Signe du malaise entourant le dépouillement, le vice-président du Tribunal suprême électoral bolivien (TSE), Antonio Costas, a annoncé mardi sa démission en critiquant le système de décompte. Un peu partout dans le pays, des manifestations de l’opposition et d’organisations plus proches du pouvoir ont lieu. De nouveaux incidents ont éclaté mardi soir à La Paz, où des manifestants ont affronté la police à proximité de l’hôtel où se trouve l’autorité électorale. « Non, non, non, je n’ai pas envie de vivre dans une dictature, comme au Venezuela ! », scandaient-ils, dressant des barricades.

Soupçons de fraude

Alors que les premiers résultats partiels, dimanche soir, pointaient vers un second tour inédit entre Evo Morales et son principal adversaire, le centriste Carlos Mesa, de nouveaux résultats diffusés lundi par l’autorité électorale donnaient quasiment la victoire au chef de l’Etat sortant, suscitant des soupçons de fraude de la part de l’opposition et des observateurs internationaux.

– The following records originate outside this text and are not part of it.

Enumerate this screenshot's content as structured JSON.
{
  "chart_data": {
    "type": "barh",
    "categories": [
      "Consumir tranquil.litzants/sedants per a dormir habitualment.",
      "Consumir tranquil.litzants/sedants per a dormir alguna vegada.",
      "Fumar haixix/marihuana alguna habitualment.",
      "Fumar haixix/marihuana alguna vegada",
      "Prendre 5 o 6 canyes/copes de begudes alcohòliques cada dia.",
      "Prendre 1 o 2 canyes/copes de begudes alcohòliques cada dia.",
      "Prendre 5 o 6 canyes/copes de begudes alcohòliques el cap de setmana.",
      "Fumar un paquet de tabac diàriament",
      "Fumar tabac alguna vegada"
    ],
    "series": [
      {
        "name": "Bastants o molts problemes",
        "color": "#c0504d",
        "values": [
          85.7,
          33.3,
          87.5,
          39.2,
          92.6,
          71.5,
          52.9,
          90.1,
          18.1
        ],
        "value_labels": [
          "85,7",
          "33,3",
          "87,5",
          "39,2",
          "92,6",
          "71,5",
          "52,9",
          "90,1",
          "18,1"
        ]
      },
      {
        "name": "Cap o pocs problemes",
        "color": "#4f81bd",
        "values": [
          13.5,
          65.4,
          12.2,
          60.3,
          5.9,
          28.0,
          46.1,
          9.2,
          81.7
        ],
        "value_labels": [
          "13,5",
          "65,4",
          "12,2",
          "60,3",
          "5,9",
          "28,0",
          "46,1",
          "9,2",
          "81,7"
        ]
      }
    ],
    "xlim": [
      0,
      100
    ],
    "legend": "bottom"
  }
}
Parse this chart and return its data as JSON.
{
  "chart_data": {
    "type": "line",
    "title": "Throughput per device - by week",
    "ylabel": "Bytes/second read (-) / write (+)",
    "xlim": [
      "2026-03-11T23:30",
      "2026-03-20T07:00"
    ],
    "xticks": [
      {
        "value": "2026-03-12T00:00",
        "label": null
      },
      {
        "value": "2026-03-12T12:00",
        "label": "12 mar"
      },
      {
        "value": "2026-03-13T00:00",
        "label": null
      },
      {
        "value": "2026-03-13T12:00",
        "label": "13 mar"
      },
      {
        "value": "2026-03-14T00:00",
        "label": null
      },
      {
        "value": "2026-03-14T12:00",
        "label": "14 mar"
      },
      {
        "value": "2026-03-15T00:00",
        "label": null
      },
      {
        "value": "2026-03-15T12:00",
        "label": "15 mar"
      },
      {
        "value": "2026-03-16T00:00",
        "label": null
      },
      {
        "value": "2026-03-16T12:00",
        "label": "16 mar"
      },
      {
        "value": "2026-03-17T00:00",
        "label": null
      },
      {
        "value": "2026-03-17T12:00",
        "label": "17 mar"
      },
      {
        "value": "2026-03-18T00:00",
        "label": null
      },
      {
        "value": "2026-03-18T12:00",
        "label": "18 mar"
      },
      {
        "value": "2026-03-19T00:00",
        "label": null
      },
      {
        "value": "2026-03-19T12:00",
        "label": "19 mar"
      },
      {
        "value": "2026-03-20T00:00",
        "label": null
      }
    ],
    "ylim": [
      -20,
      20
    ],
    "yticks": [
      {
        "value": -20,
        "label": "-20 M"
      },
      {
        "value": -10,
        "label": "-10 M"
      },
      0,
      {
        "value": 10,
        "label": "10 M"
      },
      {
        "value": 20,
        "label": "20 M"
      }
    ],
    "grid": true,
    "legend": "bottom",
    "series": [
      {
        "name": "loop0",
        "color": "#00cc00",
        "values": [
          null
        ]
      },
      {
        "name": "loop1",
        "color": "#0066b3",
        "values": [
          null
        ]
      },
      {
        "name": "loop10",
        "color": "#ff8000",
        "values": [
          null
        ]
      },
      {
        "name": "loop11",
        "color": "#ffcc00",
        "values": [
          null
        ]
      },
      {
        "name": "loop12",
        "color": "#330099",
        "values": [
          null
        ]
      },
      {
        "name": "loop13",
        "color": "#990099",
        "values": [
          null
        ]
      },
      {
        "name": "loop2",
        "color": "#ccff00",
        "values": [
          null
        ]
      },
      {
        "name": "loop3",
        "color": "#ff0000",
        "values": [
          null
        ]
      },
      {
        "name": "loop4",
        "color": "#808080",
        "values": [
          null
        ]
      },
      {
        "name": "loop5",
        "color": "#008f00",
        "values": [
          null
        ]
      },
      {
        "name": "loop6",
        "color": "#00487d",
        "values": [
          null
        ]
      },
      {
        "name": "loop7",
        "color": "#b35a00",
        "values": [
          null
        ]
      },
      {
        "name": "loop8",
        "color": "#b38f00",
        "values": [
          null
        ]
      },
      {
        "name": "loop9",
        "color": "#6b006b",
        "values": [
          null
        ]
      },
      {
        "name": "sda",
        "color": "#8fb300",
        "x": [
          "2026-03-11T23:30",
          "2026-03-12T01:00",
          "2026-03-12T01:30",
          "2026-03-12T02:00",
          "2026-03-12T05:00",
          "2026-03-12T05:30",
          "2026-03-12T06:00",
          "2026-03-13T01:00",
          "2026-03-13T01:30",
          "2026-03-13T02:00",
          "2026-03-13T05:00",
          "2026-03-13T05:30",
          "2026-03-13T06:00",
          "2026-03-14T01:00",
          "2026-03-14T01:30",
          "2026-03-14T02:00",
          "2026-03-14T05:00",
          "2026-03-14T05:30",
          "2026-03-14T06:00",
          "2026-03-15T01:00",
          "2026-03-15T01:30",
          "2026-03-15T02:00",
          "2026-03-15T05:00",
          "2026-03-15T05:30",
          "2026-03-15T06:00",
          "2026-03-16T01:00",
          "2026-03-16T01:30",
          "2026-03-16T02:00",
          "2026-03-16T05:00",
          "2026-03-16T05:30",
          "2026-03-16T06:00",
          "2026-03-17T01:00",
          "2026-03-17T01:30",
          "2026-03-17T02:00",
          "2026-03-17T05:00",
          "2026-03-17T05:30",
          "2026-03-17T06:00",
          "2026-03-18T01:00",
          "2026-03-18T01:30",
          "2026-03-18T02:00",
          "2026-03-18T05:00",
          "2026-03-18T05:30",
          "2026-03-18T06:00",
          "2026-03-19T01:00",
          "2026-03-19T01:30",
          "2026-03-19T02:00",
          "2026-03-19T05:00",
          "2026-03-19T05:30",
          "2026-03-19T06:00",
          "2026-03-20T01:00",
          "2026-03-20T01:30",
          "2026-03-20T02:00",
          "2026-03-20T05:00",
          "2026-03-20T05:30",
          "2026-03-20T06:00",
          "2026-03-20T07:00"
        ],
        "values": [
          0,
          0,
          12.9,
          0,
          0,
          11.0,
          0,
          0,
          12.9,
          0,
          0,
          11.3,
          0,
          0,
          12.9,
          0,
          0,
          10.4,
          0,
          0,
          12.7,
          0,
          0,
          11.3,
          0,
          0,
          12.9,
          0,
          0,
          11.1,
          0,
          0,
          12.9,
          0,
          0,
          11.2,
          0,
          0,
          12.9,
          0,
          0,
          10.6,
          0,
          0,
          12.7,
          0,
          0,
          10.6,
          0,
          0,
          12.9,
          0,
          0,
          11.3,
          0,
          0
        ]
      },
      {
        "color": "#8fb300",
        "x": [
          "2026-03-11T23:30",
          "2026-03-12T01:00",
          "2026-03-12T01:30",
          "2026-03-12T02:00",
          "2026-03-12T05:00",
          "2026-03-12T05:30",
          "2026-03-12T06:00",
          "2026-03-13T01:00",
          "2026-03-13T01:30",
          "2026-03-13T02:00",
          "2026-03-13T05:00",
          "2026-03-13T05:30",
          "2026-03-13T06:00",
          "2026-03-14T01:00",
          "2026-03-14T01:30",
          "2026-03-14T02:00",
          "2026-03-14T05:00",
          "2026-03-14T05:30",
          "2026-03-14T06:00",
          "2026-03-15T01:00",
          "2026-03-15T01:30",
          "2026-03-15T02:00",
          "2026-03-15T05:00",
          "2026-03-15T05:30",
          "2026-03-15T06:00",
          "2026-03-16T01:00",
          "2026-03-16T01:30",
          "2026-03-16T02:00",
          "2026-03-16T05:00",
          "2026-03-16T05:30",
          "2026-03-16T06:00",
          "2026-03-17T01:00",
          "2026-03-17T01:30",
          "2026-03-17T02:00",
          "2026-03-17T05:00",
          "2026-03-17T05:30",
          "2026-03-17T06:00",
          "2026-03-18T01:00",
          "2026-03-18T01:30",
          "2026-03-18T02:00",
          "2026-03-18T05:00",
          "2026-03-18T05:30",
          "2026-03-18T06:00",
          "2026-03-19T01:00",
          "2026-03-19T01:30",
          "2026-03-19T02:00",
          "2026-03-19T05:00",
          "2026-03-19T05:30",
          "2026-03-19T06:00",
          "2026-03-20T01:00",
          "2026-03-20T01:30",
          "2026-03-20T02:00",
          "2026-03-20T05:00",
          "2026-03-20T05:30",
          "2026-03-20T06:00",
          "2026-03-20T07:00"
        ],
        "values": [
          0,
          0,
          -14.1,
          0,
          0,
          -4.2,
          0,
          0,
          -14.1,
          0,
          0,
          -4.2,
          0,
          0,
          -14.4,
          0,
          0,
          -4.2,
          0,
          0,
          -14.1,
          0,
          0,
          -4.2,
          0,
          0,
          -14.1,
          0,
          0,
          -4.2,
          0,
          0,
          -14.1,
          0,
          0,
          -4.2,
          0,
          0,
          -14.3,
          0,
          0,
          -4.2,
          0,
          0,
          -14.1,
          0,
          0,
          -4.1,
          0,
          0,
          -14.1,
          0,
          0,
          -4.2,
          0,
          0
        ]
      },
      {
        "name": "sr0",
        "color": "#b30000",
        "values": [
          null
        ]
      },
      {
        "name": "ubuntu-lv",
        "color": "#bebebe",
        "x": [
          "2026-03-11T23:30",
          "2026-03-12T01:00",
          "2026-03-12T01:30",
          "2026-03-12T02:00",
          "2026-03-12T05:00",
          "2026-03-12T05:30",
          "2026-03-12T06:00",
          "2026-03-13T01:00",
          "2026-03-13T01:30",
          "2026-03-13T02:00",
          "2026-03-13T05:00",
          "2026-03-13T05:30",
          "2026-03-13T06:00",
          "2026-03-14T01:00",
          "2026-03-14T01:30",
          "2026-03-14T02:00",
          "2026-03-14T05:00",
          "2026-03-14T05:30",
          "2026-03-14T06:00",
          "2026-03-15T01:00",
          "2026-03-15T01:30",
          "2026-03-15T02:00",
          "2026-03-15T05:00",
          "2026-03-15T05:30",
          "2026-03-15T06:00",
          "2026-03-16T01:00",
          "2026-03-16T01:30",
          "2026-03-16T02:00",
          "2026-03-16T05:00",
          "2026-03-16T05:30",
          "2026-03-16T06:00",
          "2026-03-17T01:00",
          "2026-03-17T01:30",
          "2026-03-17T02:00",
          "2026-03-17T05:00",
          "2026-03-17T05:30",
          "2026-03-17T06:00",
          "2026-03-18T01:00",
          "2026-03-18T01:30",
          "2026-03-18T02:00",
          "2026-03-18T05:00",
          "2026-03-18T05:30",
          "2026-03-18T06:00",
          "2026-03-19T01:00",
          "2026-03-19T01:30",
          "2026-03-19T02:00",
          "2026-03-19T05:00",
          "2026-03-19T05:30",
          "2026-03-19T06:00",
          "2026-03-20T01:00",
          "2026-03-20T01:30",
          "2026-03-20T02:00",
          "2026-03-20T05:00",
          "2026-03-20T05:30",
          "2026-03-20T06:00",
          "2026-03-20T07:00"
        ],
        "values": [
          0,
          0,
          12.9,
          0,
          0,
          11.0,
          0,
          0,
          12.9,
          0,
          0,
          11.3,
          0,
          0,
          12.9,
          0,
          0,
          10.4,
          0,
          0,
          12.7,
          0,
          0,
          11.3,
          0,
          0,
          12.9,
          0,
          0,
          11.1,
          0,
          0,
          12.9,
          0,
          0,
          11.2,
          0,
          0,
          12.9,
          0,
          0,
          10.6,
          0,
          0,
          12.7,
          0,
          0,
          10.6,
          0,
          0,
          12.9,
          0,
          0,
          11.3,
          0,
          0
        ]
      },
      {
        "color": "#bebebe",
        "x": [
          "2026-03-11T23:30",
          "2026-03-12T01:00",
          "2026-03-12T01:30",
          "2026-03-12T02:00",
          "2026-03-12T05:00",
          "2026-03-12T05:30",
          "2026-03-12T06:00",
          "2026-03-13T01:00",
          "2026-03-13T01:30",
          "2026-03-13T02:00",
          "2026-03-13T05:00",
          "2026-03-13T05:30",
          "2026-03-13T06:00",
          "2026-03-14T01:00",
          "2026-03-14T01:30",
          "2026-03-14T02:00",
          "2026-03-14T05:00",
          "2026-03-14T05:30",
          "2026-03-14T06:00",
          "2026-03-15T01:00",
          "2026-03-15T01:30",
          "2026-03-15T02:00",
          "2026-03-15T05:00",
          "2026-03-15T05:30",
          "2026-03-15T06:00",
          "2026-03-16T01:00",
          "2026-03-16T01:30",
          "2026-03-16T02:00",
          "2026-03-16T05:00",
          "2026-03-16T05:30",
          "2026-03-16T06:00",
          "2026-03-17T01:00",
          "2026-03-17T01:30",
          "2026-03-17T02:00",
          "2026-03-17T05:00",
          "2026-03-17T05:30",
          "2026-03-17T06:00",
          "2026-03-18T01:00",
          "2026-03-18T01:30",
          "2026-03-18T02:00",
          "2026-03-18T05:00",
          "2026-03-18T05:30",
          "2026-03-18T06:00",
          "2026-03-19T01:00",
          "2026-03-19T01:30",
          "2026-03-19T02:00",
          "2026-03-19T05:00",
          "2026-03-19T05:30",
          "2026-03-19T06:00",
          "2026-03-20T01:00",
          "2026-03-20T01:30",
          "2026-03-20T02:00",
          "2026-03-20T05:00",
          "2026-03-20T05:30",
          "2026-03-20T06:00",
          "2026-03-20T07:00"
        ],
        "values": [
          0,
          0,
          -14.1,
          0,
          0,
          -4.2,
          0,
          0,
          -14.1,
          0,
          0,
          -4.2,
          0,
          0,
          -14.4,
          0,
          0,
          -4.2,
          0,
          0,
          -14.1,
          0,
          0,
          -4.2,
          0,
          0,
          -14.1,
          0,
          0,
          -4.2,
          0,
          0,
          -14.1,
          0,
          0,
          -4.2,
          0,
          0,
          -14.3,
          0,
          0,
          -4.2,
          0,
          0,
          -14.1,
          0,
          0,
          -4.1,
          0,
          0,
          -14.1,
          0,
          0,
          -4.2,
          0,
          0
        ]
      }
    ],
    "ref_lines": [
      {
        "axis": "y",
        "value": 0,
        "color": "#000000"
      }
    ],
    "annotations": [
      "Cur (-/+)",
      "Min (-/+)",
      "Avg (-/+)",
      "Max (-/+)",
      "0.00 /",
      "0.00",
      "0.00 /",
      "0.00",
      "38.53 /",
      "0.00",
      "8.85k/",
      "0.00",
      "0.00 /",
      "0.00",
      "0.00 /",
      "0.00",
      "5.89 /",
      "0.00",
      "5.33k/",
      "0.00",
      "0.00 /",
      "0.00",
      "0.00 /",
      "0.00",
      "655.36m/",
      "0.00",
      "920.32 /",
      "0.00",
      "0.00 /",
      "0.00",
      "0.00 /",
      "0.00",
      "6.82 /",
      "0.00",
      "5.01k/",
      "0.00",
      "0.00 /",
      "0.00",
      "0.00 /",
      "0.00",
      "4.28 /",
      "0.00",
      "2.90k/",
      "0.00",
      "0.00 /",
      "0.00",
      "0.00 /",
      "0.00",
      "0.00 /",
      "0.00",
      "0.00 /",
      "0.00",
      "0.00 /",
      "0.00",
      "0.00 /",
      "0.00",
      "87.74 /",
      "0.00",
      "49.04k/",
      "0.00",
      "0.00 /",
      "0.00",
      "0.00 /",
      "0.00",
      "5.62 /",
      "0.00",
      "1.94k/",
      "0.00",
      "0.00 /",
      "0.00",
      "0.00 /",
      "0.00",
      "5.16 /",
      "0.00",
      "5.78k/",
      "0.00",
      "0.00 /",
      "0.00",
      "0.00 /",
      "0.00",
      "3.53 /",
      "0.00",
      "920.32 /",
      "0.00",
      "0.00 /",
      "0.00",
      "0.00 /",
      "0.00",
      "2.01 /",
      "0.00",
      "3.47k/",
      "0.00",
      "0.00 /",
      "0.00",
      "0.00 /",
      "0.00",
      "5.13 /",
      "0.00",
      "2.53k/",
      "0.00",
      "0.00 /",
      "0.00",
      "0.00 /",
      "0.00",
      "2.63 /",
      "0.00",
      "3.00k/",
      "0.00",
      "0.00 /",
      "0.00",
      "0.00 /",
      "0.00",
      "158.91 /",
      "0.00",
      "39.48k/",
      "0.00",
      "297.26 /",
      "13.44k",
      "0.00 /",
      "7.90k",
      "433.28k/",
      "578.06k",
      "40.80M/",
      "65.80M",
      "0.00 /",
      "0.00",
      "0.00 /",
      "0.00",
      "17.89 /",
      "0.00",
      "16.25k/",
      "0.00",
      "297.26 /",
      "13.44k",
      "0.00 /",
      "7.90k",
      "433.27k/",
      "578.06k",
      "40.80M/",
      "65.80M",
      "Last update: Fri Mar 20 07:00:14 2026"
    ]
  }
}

Pendant ce temps, l’autre système parallèle de dépouillement, le décompte officiel et définitif des procès-verbaux, touchait à sa fin. A 96,27 % des bulletins dépouillés, la page web du TSE créditait le président socialiste de 45,98 % des voix, contre 37,41 % à Carlos Mesa, soit une avance de 8,57 points de pourcentage. Pour éviter un second tour, le candidat en tête doit obtenir la majorité absolue ou au moins 40 % des suffrages et 10 points de pourcentage d’écart sur le deuxième.

Les observateurs sceptiques

Dès lundi, les observateurs de l’Organisation des Etats américains (OEA) ont fait part de leur « profonde inquiétude et surprise face au changement radical et difficile à justifier concernant la tendance des résultats préliminaires ». « Nous n’allons pas reconnaître ces résultats qui font partie d’une fraude réalisée de manière honteuse et qui est en train de placer la société bolivienne dans une situation de tension inutile », a dénoncé lundi à Santa Cruz Carlos Mesa, qui exige un second tour.

Pour la première fois, le TSE a pris la parole mardi pour se défendre. « Nous n’avons rien à cacher », a lancé la présidente Maria Eugenia Choque. « Il n’est pas possible de frauder », a ajouté Edgar Gonzales, un des magistrats du TSE, car « la population a accès aux procès-verbaux ». Sa décision de briguer un quatrième mandat, alors que les électeurs s’étaient prononcés contre lors d’un référendum en 2016, est très mal vue par une partie des Boliviens et critiquée par l’opposition, qui estime que le régime pourrait tourner à l’autocratie en cas de nouvelle victoire.